Wednesday 22 September 2010

A chance conversation on cutting edge DNA sequencing


© istock photo Chitra Tatachar

I exchanged a glance and a smile with an urbane looking fellow traveller. We had just ruefully joined yet another RyanAir queue for our flight!
We started talking and I was delighted to have a reminder of my scientific past.

Jack Peart works for Illumina. The products are state of the art DNA sequencers with particular relevance to green biotech, i.e. plants. This brought back vivid memories of my time as as a scientist in the plant field.

I remembered the awe and delight at being able to sequence a few hundred bases of DNA after months of work in the 1980's. By the 1990s we could work with tens of samples over a week or two. Of course, by the noughties, the technology had advanced to screen hundreds of sequences.

The age of genome sequencing was well and truly there - I still remember receiving and holding the first CD with the very first whole plant genome. Then it was a marvel that others had achieved after decades of work.

I was used to sequencing using gels of finely pored material that separated molecules by size. Our results were first made visible using radioactivity. Later, safer fluorescent dyes were introduced, banishing the Geiger counters from the lab.

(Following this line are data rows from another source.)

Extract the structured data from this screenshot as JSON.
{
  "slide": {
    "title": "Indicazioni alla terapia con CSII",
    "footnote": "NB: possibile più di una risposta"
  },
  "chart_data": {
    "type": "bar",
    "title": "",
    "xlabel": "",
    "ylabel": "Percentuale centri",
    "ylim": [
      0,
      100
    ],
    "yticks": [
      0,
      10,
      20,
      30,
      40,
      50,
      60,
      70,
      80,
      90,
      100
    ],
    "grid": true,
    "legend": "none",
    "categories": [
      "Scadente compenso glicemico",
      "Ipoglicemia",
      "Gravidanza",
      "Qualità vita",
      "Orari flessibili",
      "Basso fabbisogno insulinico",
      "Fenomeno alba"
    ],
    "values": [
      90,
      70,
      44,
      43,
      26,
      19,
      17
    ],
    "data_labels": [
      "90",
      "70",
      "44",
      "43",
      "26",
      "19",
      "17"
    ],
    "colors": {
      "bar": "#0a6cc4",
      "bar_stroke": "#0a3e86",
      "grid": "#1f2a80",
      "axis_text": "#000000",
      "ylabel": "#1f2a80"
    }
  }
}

As Jack briefed me whilst we were in the queue, DNA sequencing is very different now. Billions of different DNA fragments are bound to solid supports and sequenced simultaneously. The future proves to be even more amazing; there is the potential of reading single strands of DNA base by base as they pass through microscopic pores.

Surely, it will not be long before one company or set of researchers win the second Archon X prize. The prize is for sequencing 100 human genomes within 10 days at a very high accuracy.

What recent advances in technology have amazed you?